Brewing Station and Music On The Mountain Top. The Outer Banks is cool. The Brewing Station slams for dinner. Tables are full and there’s always a line of hungry, sunburned people waiting for one.  We were told not to sound check as it may bum the eaters. We went rogue and did it anyway. Nowhere near what we needed, but we just made sure the speakers and amps worked. Music is obviously not the main attraction, but when they move the tables and turn the house lights off and stage lights on, the place transforms into a great club with a cool vibe.

We drove 2 hours after the show and about 6 hours the next day to Music On The Mountain Top in Boone, North Carolina. Jimmy Hunt and the boys and girls who put on that fest do a great job of providing a stress free environment for everyone involved. I say boys and girls because they are all younger than me and clearly not jaded…….yet. They took care of their scene with a serious representation of North Carolina bands.  When we pulled in the band Uncle Mountain, from Ashville was playing.  Their style had an 80’s type of college rock thing to it, but yet current. The harmonies were super complex as if they sat down with a piano and came up with the most difficult groups of notes that sound good together and then practiced the ever-living shit out of it until it became 2nd nature. I dug it. The next band was Holy Ghost Tent Revival, from Greensboro. Trumpet, trombone, fiddle, banjo, bass, keys, guitar, and drums. Their sound had that positive indie rock feel to it with flourishes of gypsy Americana. Great songs and great singing. This was my analysis from behind the stage. I peeked around the corner to see what the scene was like on stage. Low and behold the stage looked like two gangs going crazy, wailing on each other. Immediately the perspective changed from hearing them to hearing and seeing them. There was running and jumping, stomping and slamming, teeth grinding, and fist pumping. All while sweat poured.  The energy emitting from the stage was infectious.

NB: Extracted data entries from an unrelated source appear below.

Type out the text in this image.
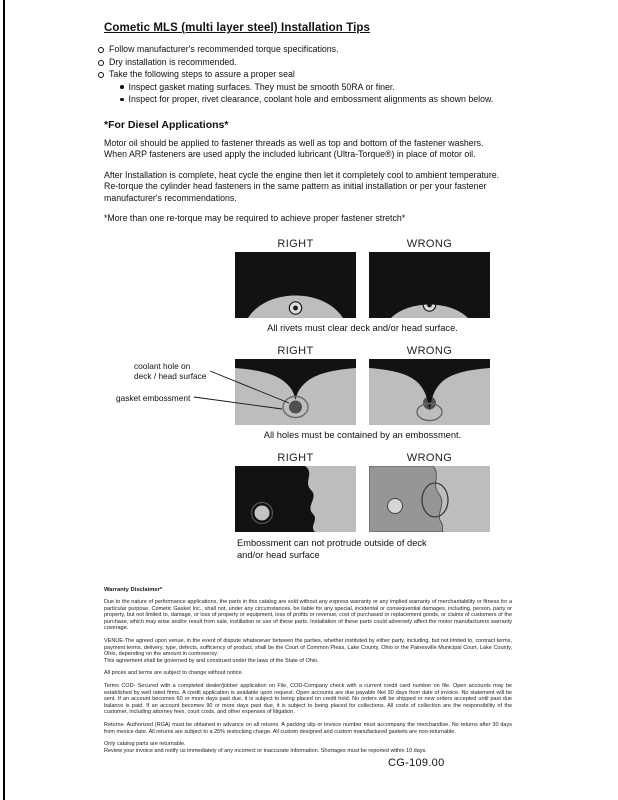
Cometic MLS (multi layer steel) Installation Tips
Follow manufacturer's recommended torque specifications.
Dry installation is recommended.
Take the following steps to assure a proper seal
Inspect gasket mating surfaces. They must be smooth 50RA or finer.
Inspect for proper, rivet clearance, coolant hole and embossment alignments as shown below.
*For Diesel Applications*

Motor oil should be applied to fastener threads as well as top and bottom of the fastener washers. When ARP fasteners are used apply the included lubricant (Ultra-Torque®) in place of motor oil.

After Installation is complete, heat cycle the engine then let it completely cool to ambient temperature. Re-torque the cylinder head fasteners in the same pattern as initial installation or per your fastener manufacturer's recommendations.

*More than one re-torque may be required to achieve proper fastener stretch*

RIGHT	WRONG
All rivets must clear deck and/or head surface.
RIGHT	WRONG
coolant hole on
deck / head surface
gasket embossment
All holes must be contained by an embossment.
RIGHT	WRONG
Embossment can not protrude outside of deck
and/or head surface

Warranty Disclaimer*

Due to the nature of performance applications, the parts in this catalog are sold without any express warranty or any implied warranty of merchantability or fitness for a particular purpose. Cometic Gasket Inc., shall not, under any circumstances, be liable for any special, incidental or consequential damages, including, person, party or property, but not limited to, damage, or loss of property or equipment, loss of profits or revenue, cost of purchased or replacement goods, or claims of customers of the purchase, which may arise and/or result from sale, instillation or use of these parts. Installation of these parts could adversely affect the motor manufacturers warranty coverage.

VENUE-The agreed upon venue, in the event of dispute whatsoever between the parties, whether instituted by either party, including, but not limited to, contract terms, payment terms, delivery, type, defects, sufficiency of product, shall be the Court of Common Pleas, Lake County, Ohio or the Painesville Municipal Court, Lake County, Ohio, depending on the amount in controversy.

This agreement shall be governed by and construed under the laws of the State of Ohio.

All prices and terms are subject to change without notice.

Terms COD- Secured with a completed dealer/jobber application on File, COD-Company check with a current credit card number on file. Open accounts may be established by well rated firms. A credit application is available upon request. Open accounts are due payable Net 30 days from date of invoice. No statement will be sent. If an account becomes 60 or more days past due, it is subject to being placed on credit hold. No orders will be shipped or new orders accepted until past due balance is paid. If an account becomes 90 or more days past due, it is subject to being placed for collections. All costs of collection are the responsibility of the customer, including attorney fees, court costs, and other expenses of litigation.

Returns- Authorized (RGA) must be obtained in advance on all returns. A packing slip or invoice number must accompany the merchandise. No returns after 30 days from invoice date. All returns are subject to a 25% restocking charge. All custom designed and custom manufactured gaskets are non-returnable.

Only catalog parts are returnable.

Review your invoice and notify us immediately of any incorrect or inaccurate information. Shortages must be reported within 10 days.

CG-109.00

Next was The Josh Phillips Folk Festival, from Asheville. Josh’s voice has real soul to it.  It has a slight New York hip-hop element that could possibly be accentuated by his baseball cap cocked to the side. Yo.  The band’s style is more funky reggae pop than it is folk, but what’s in a name? Check out Wicker from the Josh Phillips Folk Festival. Catchy songs and a reggae version of John Hartford’s “Steam Powered Aereo Plane”, which is super dope. Yo.

I was on from 7:30 to 9:00 PM (I’m not from North Carolina). The first loop I created screamed out to me that something was dreadfully wrong with my gear. When it happens at the top of my set, it kind of bums me out. I’ve learned to not dwell on it, but it happens. It hasn’t happened for a long time so when it did, I was caught off guard and got knocked off of my game for a song or two.  Lou fixed it and all went well for the remainder of my slot. Yay.

After me was the super funky YO MAMAS BIG FAT BOOTY BAND, originally from Boone. I could actually visualize your mother’s big fat booty shaking around when they played.  My friend Walt said he tour managed them for a couple of weeks. Apparently, they traveled with a stripper pole. Sweet. I got the impression that Josh Phillips used to be in that band, because when he got up to sit in he appeared to be in his element. Rappin and rhyming with call and response from the band. It was way funky and tight. The day was beautiful, and the music was delicious. Yum.